Roadmap 2015

Wed Dec 24 16:37:09 CET 2014

Hi Wolfgang,

* Wolfgang Schmidt <wolfgang.schmidt at ...243...> [2014-12-24 09:28:03 +0100]:
> i would propose something quite boring:
>
> Automated tests of each component and script and giving the results on a web 
> page so one can easily see if everything is up and running together with an 
> update of the documentation.
> 
> Why?
> […]
> 
> This means at the moment if I use something and anything goes wrong there 
> are many possible suspects:
> - Documentation is outdated.
> - Documentation has something missing which is written in some release 
> note/documentation
> - Information from last release note is also already outdated
> - I have done something wrong
> - some component does not work as expected (e.g. from time to time you read 
> "haven't used it for some time, script no longer works")
> - problem with the correct setup or the way components work together.
> 
> Every issue with a component can be a possible security bug.
> […]
>
> How?
> […]

Actually, it is not boring at all so let me elaborate on this topic
in more detail for a moment :-)

As a matter of fact we are already employing some kind of CI and run
automated tests. Every night the current staging branch is built and
most of all run scripts are executed in Qemu as well as on a variety
of real machines (¹).  Thereby we are promptly notified if something
does not build properly for and/or does not run well on a specific
platform. Most of the time we can isolate and fix the problem quickly.

In our experience and obviously yours problems arise if you try to
use components in a way that is not very well tested. This includes
more sophisticated scenarios as well as using drivers on untested hw.
To mitigate the problems one needs to do more extensive testing. On
the scenario part that is exactly the problem we want to address.

As Norman remarked in his E-Mail, so far we have usually focused our
time on creating components for a particular scenario and arranging
them to perform a certain task. Since time is what we mainly lack most
not all components are as well tested as we would like them to be.
The components which basically form the foundation of Genode (base
and os) are getting preferential treatment in that regard, though.
That said, the more you move away from the components that form the
foundation, the more it gets difficult for us to test them and it is
more likely that the component in question “does not get much love”.
For instance drivers are a problem because we can only test them on hw
we actually have at our disposal. That is the part where it is
instrumental and more than welcome to have the community test them on
unknown hw. Therefore, if someone reports a problem we try to fix it as
time permitts. To simplify this process it is helpful to provide as
much information as possible (used version of Genode, kernel, …) (²).

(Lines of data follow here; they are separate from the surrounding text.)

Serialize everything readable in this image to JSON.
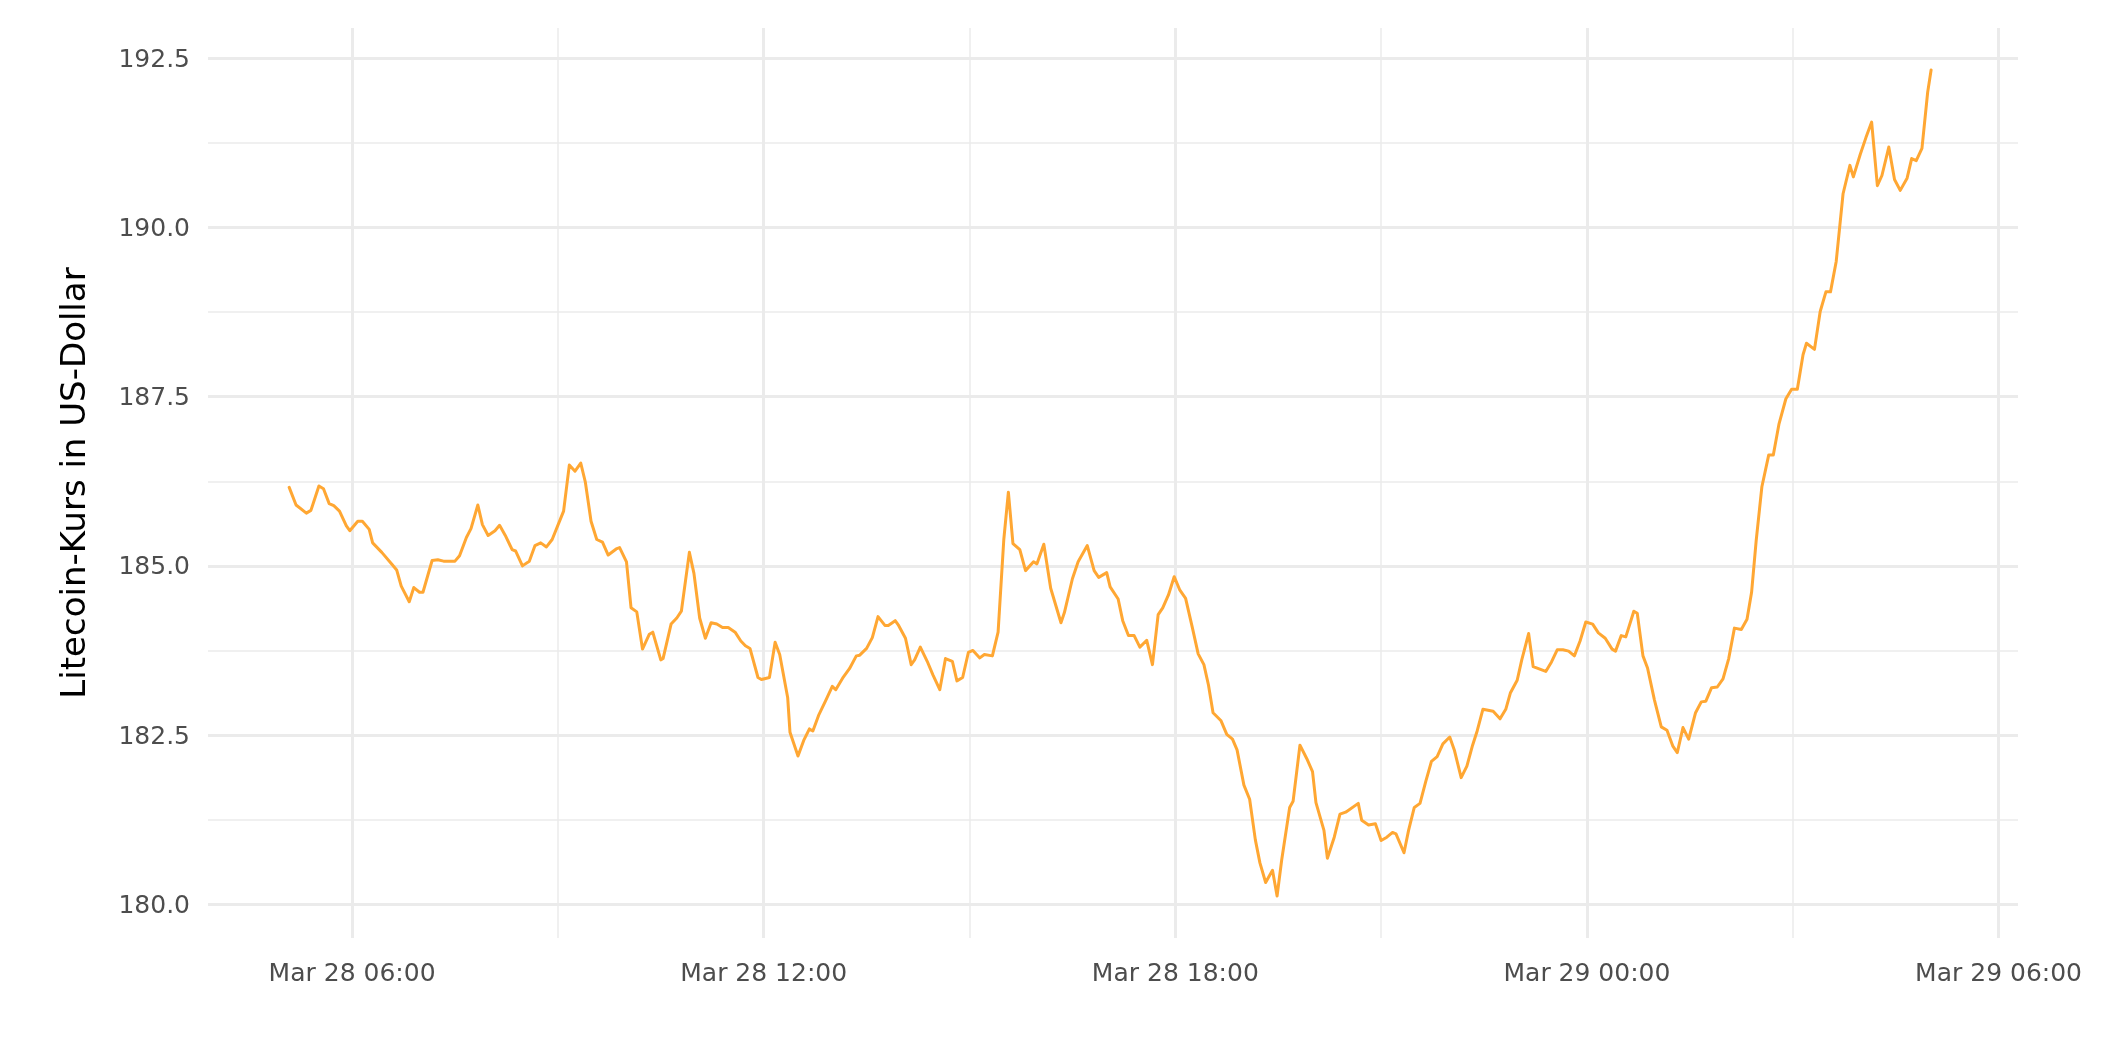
{
  "chart_data": {
    "type": "line",
    "ylabel": "Litecoin-Kurs in US-Dollar",
    "color": "#ffa733",
    "marker": "none",
    "line_style": "solid",
    "grid": true,
    "xlim": [
      "--03-28T03:54",
      "--03-29T06:17"
    ],
    "xticks": [
      {
        "value": "--03-28T06:00",
        "label": "Mar 28 06:00"
      },
      {
        "value": "--03-28T09:00",
        "label": null
      },
      {
        "value": "--03-28T12:00",
        "label": "Mar 28 12:00"
      },
      {
        "value": "--03-28T15:00",
        "label": null
      },
      {
        "value": "--03-28T18:00",
        "label": "Mar 28 18:00"
      },
      {
        "value": "--03-28T21:00",
        "label": null
      },
      {
        "value": "--03-29T00:00",
        "label": "Mar 29 00:00"
      },
      {
        "value": "--03-29T03:00",
        "label": null
      },
      {
        "value": "--03-29T06:00",
        "label": "Mar 29 06:00"
      }
    ],
    "ylim": [
      179.5,
      192.95
    ],
    "yticks": [
      {
        "value": 180,
        "label": "180.0"
      },
      {
        "value": 181.25,
        "label": null
      },
      {
        "value": 182.5,
        "label": "182.5"
      },
      {
        "value": 183.75,
        "label": null
      },
      {
        "value": 185,
        "label": "185.0"
      },
      {
        "value": 186.25,
        "label": null
      },
      {
        "value": 187.5,
        "label": "187.5"
      },
      {
        "value": 188.75,
        "label": null
      },
      {
        "value": 190,
        "label": "190.0"
      },
      {
        "value": 191.25,
        "label": null
      },
      {
        "value": 192.5,
        "label": "192.5"
      }
    ],
    "x": [
      "--03-28T05:05",
      "--03-28T05:11",
      "--03-28T05:20",
      "--03-28T05:24",
      "--03-28T05:31",
      "--03-28T05:35",
      "--03-28T05:40",
      "--03-28T05:44",
      "--03-28T05:49",
      "--03-28T05:55",
      "--03-28T05:58",
      "--03-28T06:05",
      "--03-28T06:09",
      "--03-28T06:15",
      "--03-28T06:18",
      "--03-28T06:26",
      "--03-28T06:35",
      "--03-28T06:39",
      "--03-28T06:43",
      "--03-28T06:50",
      "--03-28T06:54",
      "--03-28T06:59",
      "--03-28T07:02",
      "--03-28T07:10",
      "--03-28T07:15",
      "--03-28T07:20",
      "--03-28T07:30",
      "--03-28T07:34",
      "--03-28T07:40",
      "--03-28T07:44",
      "--03-28T07:50",
      "--03-28T07:54",
      "--03-28T07:59",
      "--03-28T08:05",
      "--03-28T08:09",
      "--03-28T08:14",
      "--03-28T08:20",
      "--03-28T08:23",
      "--03-28T08:29",
      "--03-28T08:35",
      "--03-28T08:40",
      "--03-28T08:45",
      "--03-28T08:50",
      "--03-28T08:55",
      "--03-28T09:05",
      "--03-28T09:10",
      "--03-28T09:15",
      "--03-28T09:20",
      "--03-28T09:24",
      "--03-28T09:29",
      "--03-28T09:34",
      "--03-28T09:39",
      "--03-28T09:44",
      "--03-28T09:51",
      "--03-28T09:54",
      "--03-28T10:00",
      "--03-28T10:04",
      "--03-28T10:09",
      "--03-28T10:14",
      "--03-28T10:20",
      "--03-28T10:23",
      "--03-28T10:30",
      "--03-28T10:32",
      "--03-28T10:39",
      "--03-28T10:44",
      "--03-28T10:48",
      "--03-28T10:55",
      "--03-28T10:59",
      "--03-28T11:04",
      "--03-28T11:09",
      "--03-28T11:14",
      "--03-28T11:19",
      "--03-28T11:24",
      "--03-28T11:29",
      "--03-28T11:35",
      "--03-28T11:40",
      "--03-28T11:44",
      "--03-28T11:48",
      "--03-28T11:55",
      "--03-28T11:58",
      "--03-28T12:05",
      "--03-28T12:10",
      "--03-28T12:14",
      "--03-28T12:21",
      "--03-28T12:23",
      "--03-28T12:30",
      "--03-28T12:35",
      "--03-28T12:40",
      "--03-28T12:43",
      "--03-28T12:48",
      "--03-28T12:54",
      "--03-28T13:00",
      "--03-28T13:03",
      "--03-28T13:09",
      "--03-28T13:15",
      "--03-28T13:21",
      "--03-28T13:24",
      "--03-28T13:30",
      "--03-28T13:35",
      "--03-28T13:40",
      "--03-28T13:46",
      "--03-28T13:49",
      "--03-28T13:55",
      "--03-28T13:58",
      "--03-28T14:04",
      "--03-28T14:09",
      "--03-28T14:12",
      "--03-28T14:17",
      "--03-28T14:23",
      "--03-28T14:28",
      "--03-28T14:34",
      "--03-28T14:39",
      "--03-28T14:45",
      "--03-28T14:49",
      "--03-28T14:54",
      "--03-28T14:59",
      "--03-28T15:03",
      "--03-28T15:09",
      "--03-28T15:13",
      "--03-28T15:20",
      "--03-28T15:25",
      "--03-28T15:30",
      "--03-28T15:34",
      "--03-28T15:38",
      "--03-28T15:44",
      "--03-28T15:49",
      "--03-28T15:56",
      "--03-28T15:59",
      "--03-28T16:05",
      "--03-28T16:11",
      "--03-28T16:20",
      "--03-28T16:23",
      "--03-28T16:30",
      "--03-28T16:35",
      "--03-28T16:43",
      "--03-28T16:49",
      "--03-28T16:53",
      "--03-28T17:00",
      "--03-28T17:03",
      "--03-28T17:10",
      "--03-28T17:14",
      "--03-28T17:19",
      "--03-28T17:24",
      "--03-28T17:29",
      "--03-28T17:35",
      "--03-28T17:40",
      "--03-28T17:45",
      "--03-28T17:49",
      "--03-28T17:54",
      "--03-28T17:59",
      "--03-28T18:04",
      "--03-28T18:09",
      "--03-28T18:15",
      "--03-28T18:20",
      "--03-28T18:25",
      "--03-28T18:29",
      "--03-28T18:33",
      "--03-28T18:40",
      "--03-28T18:45",
      "--03-28T18:50",
      "--03-28T18:54",
      "--03-28T19:00",
      "--03-28T19:05",
      "--03-28T19:10",
      "--03-28T19:14",
      "--03-28T19:19",
      "--03-28T19:25",
      "--03-28T19:29",
      "--03-28T19:33",
      "--03-28T19:40",
      "--03-28T19:43",
      "--03-28T19:49",
      "--03-28T19:55",
      "--03-28T20:00",
      "--03-28T20:03",
      "--03-28T20:10",
      "--03-28T20:13",
      "--03-28T20:19",
      "--03-28T20:24",
      "--03-28T20:29",
      "--03-28T20:40",
      "--03-28T20:43",
      "--03-28T20:49",
      "--03-28T20:55",
      "--03-28T21:00",
      "--03-28T21:05",
      "--03-28T21:10",
      "--03-28T21:13",
      "--03-28T21:20",
      "--03-28T21:24",
      "--03-28T21:29",
      "--03-28T21:34",
      "--03-28T21:39",
      "--03-28T21:44",
      "--03-28T21:49",
      "--03-28T21:54",
      "--03-28T22:00",
      "--03-28T22:04",
      "--03-28T22:10",
      "--03-28T22:15",
      "--03-28T22:20",
      "--03-28T22:24",
      "--03-28T22:29",
      "--03-28T22:38",
      "--03-28T22:44",
      "--03-28T22:49",
      "--03-28T22:53",
      "--03-28T22:59",
      "--03-28T23:03",
      "--03-28T23:09",
      "--03-28T23:13",
      "--03-28T23:24",
      "--03-28T23:29",
      "--03-28T23:34",
      "--03-28T23:39",
      "--03-28T23:44",
      "--03-28T23:49",
      "--03-28T23:54",
      "--03-28T23:59",
      "--03-29T00:05",
      "--03-29T00:10",
      "--03-29T00:16",
      "--03-29T00:22",
      "--03-29T00:25",
      "--03-29T00:30",
      "--03-29T00:34",
      "--03-29T00:41",
      "--03-29T00:44",
      "--03-29T00:49",
      "--03-29T00:53",
      "--03-29T00:59",
      "--03-29T01:05",
      "--03-29T01:10",
      "--03-29T01:15",
      "--03-29T01:19",
      "--03-29T01:24",
      "--03-29T01:29",
      "--03-29T01:35",
      "--03-29T01:40",
      "--03-29T01:44",
      "--03-29T01:49",
      "--03-29T01:54",
      "--03-29T01:59",
      "--03-29T02:04",
      "--03-29T02:09",
      "--03-29T02:15",
      "--03-29T02:20",
      "--03-29T02:24",
      "--03-29T02:28",
      "--03-29T02:33",
      "--03-29T02:39",
      "--03-29T02:43",
      "--03-29T02:48",
      "--03-29T02:54",
      "--03-29T02:59",
      "--03-29T03:04",
      "--03-29T03:09",
      "--03-29T03:12",
      "--03-29T03:19",
      "--03-29T03:24",
      "--03-29T03:29",
      "--03-29T03:33",
      "--03-29T03:38",
      "--03-29T03:44",
      "--03-29T03:50",
      "--03-29T03:53",
      "--03-29T03:59",
      "--03-29T04:04",
      "--03-29T04:09",
      "--03-29T04:14",
      "--03-29T04:18",
      "--03-29T04:24",
      "--03-29T04:29",
      "--03-29T04:34",
      "--03-29T04:40",
      "--03-29T04:44",
      "--03-29T04:48",
      "--03-29T04:53",
      "--03-29T04:58",
      "--03-29T05:01"
    ],
    "values": [
      186.16,
      185.9,
      185.78,
      185.82,
      186.18,
      186.14,
      185.92,
      185.89,
      185.81,
      185.59,
      185.52,
      185.66,
      185.66,
      185.54,
      185.34,
      185.2,
      185.02,
      184.94,
      184.7,
      184.47,
      184.68,
      184.61,
      184.61,
      185.08,
      185.09,
      185.07,
      185.07,
      185.15,
      185.42,
      185.55,
      185.9,
      185.61,
      185.45,
      185.52,
      185.6,
      185.45,
      185.24,
      185.22,
      185.0,
      185.07,
      185.3,
      185.34,
      185.28,
      185.39,
      185.81,
      186.49,
      186.4,
      186.52,
      186.24,
      185.66,
      185.39,
      185.35,
      185.16,
      185.25,
      185.27,
      185.06,
      184.38,
      184.32,
      183.77,
      183.99,
      184.02,
      183.61,
      183.63,
      184.14,
      184.23,
      184.33,
      185.2,
      184.89,
      184.23,
      183.93,
      184.16,
      184.14,
      184.09,
      184.09,
      184.02,
      183.89,
      183.82,
      183.78,
      183.35,
      183.32,
      183.35,
      183.87,
      183.69,
      183.05,
      182.54,
      182.19,
      182.42,
      182.59,
      182.56,
      182.79,
      183.0,
      183.22,
      183.17,
      183.34,
      183.48,
      183.67,
      183.68,
      183.78,
      183.94,
      184.25,
      184.12,
      184.12,
      184.19,
      184.12,
      183.93,
      183.54,
      183.61,
      183.8,
      183.59,
      183.39,
      183.17,
      183.63,
      183.59,
      183.3,
      183.35,
      183.72,
      183.75,
      183.64,
      183.69,
      183.67,
      184.02,
      185.39,
      186.09,
      185.33,
      185.24,
      184.93,
      185.06,
      185.03,
      185.32,
      184.67,
      184.16,
      184.31,
      184.81,
      185.06,
      185.3,
      184.93,
      184.83,
      184.9,
      184.69,
      184.51,
      184.19,
      183.97,
      183.97,
      183.8,
      183.9,
      183.54,
      184.28,
      184.38,
      184.57,
      184.84,
      184.64,
      184.52,
      184.08,
      183.7,
      183.54,
      183.24,
      182.83,
      182.71,
      182.51,
      182.44,
      182.28,
      181.76,
      181.55,
      180.95,
      180.61,
      180.32,
      180.5,
      180.12,
      180.65,
      181.43,
      181.52,
      182.35,
      182.15,
      181.96,
      181.5,
      181.09,
      180.68,
      180.99,
      181.33,
      181.36,
      181.49,
      181.24,
      181.17,
      181.19,
      180.94,
      180.99,
      181.06,
      181.04,
      180.76,
      181.09,
      181.43,
      181.49,
      181.81,
      182.11,
      182.18,
      182.37,
      182.47,
      182.28,
      181.87,
      182.04,
      182.35,
      182.56,
      182.88,
      182.85,
      182.74,
      182.88,
      183.12,
      183.31,
      183.61,
      184.0,
      183.51,
      183.44,
      183.58,
      183.76,
      183.76,
      183.74,
      183.67,
      183.89,
      184.17,
      184.14,
      184.01,
      183.93,
      183.77,
      183.74,
      183.97,
      183.95,
      184.33,
      184.3,
      183.67,
      183.49,
      183.02,
      182.62,
      182.57,
      182.34,
      182.24,
      182.61,
      182.44,
      182.83,
      182.99,
      183.0,
      183.2,
      183.21,
      183.33,
      183.63,
      184.08,
      184.06,
      184.21,
      184.61,
      185.37,
      186.17,
      186.64,
      186.64,
      187.1,
      187.47,
      187.61,
      187.61,
      188.12,
      188.29,
      188.2,
      188.76,
      189.05,
      189.05,
      189.5,
      190.5,
      190.92,
      190.75,
      191.08,
      191.33,
      191.56,
      190.62,
      190.77,
      191.19,
      190.71,
      190.55,
      190.73,
      191.02,
      190.99,
      191.17,
      192.0,
      192.33
    ]
  }
}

Now, at this point let us talk about the documentation since it should
help a user to provide the information and to use the system and OTOH
a developer to work with Genode. To sum up your remarks about it I
would call the current stage merely inconvenient regarding its
accessability. The API description mostly deals with the foundation of
Genode whereas most features are described in the release notes. This
makes accessing the information one seeks arguably laborious. It also
is to some extend only valid for the corresponding master branch (³).
(To be honest, I personally look more at the source code than the
actual documentation itself and therefore do not know at which point
it currently is outdated). If the real documentation(⁴) is out-dated or
inaccurate, please point out where so we can fix it. Likewise, if there
is something that is not as clear as it should be, I encourage you to
bring it to our attention.

All in all reading your and the other E-Mails regarding this topic,
I think we are on the right track for planing the next year. We already
discussed internally to provide access to our buildbot and autopilot
log files for the Genode community which apparently is desired. Making
the system as a whole more accessible goes hand in hand with addressing
the currently voiced issues.

Cheers
Josef

(¹) To get a bit more technical we use the well-known buildbot tool
    for building all components and use our own autopilot tool
    afterwards to execute the scenarios. The testing facility consists
    of several ARM boards (among others, Arndale, Panda boards and by
    now even a RPI) as well as a few common x86 machines ranging from
    older c2d to i-core series 3rd generation hw.

(²) In that regard I treat a log file of the executed scenario as
    mandatory and the used run script as sufficient information.
    Providing the run script enables us to examine the issue more
    directly and on certain accounts it can be turned into a regression
    test.

(³) Therefore it makes the life of an developer easier if he/she works
    with the master branch only.

(⁴) Altough we document the current state of Genode comprehensively
    in the release notes, these are merely a timed snapshot that tend
    to be treated as documentation, IMHO.

PS:

Regarding your problems with the blkcache and rump_fs, we are aware
of certain issues with this combination and the reason why it is not
already fixed is, alas, simply a lack of time and priority. We do not
trigger this behaviour in our current use cases or — for better or
the worse — are able to mitigate its effects, therefore it gets a low
priority. Since it has a low priority someone will eventually work on
fixing it when time permitts. Sure — that is suboptimal but that is
sadly just the way it (currently) is. Well in any case, rest assure
that it has a higher priority by now.